From his floating bookshop in a barge on the Seine, Monsieur Perdu the ‘Literary Apothecary,’ prescribes novels to help mend the hardships of life using his intuitive feel for the exact book a reader needs to mend a broken heart or soul. However, the only person he can’t seem to heal through literature is himself: He is haunted by heartbreak since his great love, Manon, disappeared leaving only a letter that he has never opened. Finally, after 21 years, Perdu opens and reads it - and hauls anchor on his barge.

In this international bestseller translated from German, the author Nina George, a lover of all things French and author of 26 books takes us on a journey from Paris along the Seine to Provence.

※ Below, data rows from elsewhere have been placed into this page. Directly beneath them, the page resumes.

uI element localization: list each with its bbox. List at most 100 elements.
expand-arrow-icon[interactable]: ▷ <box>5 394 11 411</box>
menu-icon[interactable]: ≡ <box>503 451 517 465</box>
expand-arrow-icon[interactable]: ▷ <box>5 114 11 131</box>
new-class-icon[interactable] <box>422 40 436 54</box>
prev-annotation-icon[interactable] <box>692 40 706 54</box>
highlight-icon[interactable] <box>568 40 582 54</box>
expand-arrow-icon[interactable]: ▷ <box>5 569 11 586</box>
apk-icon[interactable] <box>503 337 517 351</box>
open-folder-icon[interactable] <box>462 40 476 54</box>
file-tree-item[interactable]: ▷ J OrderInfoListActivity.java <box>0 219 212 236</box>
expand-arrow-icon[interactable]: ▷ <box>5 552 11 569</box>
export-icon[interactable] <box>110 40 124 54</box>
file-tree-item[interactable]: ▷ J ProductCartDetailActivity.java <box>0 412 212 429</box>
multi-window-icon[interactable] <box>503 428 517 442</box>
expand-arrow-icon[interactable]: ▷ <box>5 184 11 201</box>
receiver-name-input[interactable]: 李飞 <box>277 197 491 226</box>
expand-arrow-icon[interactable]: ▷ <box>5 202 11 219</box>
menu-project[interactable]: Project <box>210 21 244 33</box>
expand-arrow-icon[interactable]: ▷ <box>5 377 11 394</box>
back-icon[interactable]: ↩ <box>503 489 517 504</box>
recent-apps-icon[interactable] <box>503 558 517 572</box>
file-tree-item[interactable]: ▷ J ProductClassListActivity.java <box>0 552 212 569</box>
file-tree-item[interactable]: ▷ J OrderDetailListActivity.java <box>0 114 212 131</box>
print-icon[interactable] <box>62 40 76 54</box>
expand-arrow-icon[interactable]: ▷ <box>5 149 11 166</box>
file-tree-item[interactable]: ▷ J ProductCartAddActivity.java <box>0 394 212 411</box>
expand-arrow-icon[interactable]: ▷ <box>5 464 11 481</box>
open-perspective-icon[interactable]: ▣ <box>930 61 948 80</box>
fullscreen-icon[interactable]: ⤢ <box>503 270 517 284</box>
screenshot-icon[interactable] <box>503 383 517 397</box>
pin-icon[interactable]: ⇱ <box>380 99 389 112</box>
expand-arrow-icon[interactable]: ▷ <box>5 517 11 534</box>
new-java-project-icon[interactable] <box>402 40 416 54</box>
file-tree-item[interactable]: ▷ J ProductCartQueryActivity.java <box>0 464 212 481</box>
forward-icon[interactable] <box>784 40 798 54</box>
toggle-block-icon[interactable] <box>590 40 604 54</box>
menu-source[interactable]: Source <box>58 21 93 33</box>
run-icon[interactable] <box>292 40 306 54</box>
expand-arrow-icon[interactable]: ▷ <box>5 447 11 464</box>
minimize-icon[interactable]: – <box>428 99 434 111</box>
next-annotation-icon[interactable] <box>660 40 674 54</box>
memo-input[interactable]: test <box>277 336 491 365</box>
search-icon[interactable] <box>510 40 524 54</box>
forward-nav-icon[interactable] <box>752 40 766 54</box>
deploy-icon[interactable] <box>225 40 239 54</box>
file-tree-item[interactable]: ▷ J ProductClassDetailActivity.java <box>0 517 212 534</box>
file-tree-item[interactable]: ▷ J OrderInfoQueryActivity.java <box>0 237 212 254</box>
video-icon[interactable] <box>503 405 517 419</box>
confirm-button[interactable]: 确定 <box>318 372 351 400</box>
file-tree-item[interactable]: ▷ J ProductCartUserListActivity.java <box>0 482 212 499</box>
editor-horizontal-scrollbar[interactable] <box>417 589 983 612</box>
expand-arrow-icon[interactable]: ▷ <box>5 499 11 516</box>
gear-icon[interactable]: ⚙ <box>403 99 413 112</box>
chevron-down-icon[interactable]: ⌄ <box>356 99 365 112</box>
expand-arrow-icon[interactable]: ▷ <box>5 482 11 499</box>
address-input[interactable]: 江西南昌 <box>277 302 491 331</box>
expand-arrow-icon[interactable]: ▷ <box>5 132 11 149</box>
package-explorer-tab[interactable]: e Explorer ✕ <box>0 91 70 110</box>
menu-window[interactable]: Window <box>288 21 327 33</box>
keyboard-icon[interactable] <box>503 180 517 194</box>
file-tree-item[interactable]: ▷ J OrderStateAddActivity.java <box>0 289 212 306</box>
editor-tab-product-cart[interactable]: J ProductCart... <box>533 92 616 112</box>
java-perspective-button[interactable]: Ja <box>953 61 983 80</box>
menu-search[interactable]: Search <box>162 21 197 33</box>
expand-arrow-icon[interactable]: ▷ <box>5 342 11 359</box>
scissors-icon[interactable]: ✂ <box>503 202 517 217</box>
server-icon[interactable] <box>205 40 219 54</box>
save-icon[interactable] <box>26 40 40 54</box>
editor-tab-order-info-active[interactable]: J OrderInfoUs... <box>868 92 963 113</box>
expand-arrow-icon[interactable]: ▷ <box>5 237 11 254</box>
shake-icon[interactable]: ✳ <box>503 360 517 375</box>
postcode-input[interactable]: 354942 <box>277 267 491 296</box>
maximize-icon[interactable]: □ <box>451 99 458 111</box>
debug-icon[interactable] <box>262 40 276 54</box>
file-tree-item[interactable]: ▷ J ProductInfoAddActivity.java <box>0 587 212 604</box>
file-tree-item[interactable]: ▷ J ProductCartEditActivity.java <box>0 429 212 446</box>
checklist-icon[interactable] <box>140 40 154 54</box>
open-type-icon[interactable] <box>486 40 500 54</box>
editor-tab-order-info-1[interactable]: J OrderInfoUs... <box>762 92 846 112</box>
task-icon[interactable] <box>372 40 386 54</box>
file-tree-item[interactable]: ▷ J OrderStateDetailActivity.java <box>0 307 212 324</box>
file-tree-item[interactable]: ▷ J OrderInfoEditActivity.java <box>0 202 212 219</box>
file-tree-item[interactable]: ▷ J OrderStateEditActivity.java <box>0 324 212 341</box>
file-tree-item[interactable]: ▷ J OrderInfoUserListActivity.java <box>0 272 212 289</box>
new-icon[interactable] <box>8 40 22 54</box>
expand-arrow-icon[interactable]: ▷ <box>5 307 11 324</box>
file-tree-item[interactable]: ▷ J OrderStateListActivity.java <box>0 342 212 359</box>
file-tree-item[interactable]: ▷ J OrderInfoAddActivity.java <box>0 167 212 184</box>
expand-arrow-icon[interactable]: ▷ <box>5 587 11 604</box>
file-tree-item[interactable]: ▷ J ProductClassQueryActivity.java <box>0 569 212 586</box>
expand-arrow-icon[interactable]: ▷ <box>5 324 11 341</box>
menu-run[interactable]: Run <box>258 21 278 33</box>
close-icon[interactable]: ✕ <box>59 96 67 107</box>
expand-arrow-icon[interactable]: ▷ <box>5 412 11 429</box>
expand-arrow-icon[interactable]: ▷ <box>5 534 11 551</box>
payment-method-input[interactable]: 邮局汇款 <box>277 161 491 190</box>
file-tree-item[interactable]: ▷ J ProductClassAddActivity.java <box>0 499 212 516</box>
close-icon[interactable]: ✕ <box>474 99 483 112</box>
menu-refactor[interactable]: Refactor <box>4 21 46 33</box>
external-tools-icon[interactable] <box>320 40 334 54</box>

As we travel south the characters warm-up (along with the weather!) and the story starts to reveal itself. The atmosphere onboard is vivid with picturesque imagery and at times you could almost smell the wonderful cooking aromas coming from the kitchen.

The main protagonist, Jean Perdu, is a passionate and charismatic man, full of angst and hankering to his past lover, though he has a relationship with Catherine, a tenant in his apartment block in Paris who is thrown out of her home by her husband.

When Perdu decides on his mission to find Manon, a famous author, Max Jordan, announces he is joining the trip and jumps on board the leaving barge. He is suffering from writer’s block and struggling to regain his purpose. The pair are opposites in temperament and age and have no money. Their efforts to survive result in laugh-out-loud moments. Each character is unique and well crafted, including the calm and cool Luc Bassett, Manon’s ex-husband. Manon was engaged to Luc Basset when she met Monsieur Perdu.

In style, the Little Paris Bookshop is a deeply sentimental book, though its poetic prose has words flying off the page in places. It covers many themes including love, loss, cowardice, betrayal and new beginnings.

Avoiding plot spoilers, let’s say this novel has moments of suspense, a few twists, a bit of romance and humor, alongside an insight into all things French. A book about obsession that will have you hooked.

By the end, there is redemption of a sort and ‘moving on.’ Despite the occasional hard-to-avoid cliches, it is still an enjoyable read. Nina George’s idea of a literary apothecary is enchanting. It is a pity that this aspect was not expanded on more, but in all, an enjoyable book for readers of ‘The Bookshop of Second Chances’ by Jackie Fraser and ‘The Paris Library’ by J Charles.

About the author:

Nina George has a freelance journalist since 1992, who has published 28 books (novels, mysteries, and non-fiction) as well as over a hundred short stories and more than 600 columns. Nina George has worked as a reporter and columnist for a wide range of publications. In June 2019 she was elected as President of the European Writers ‘Council.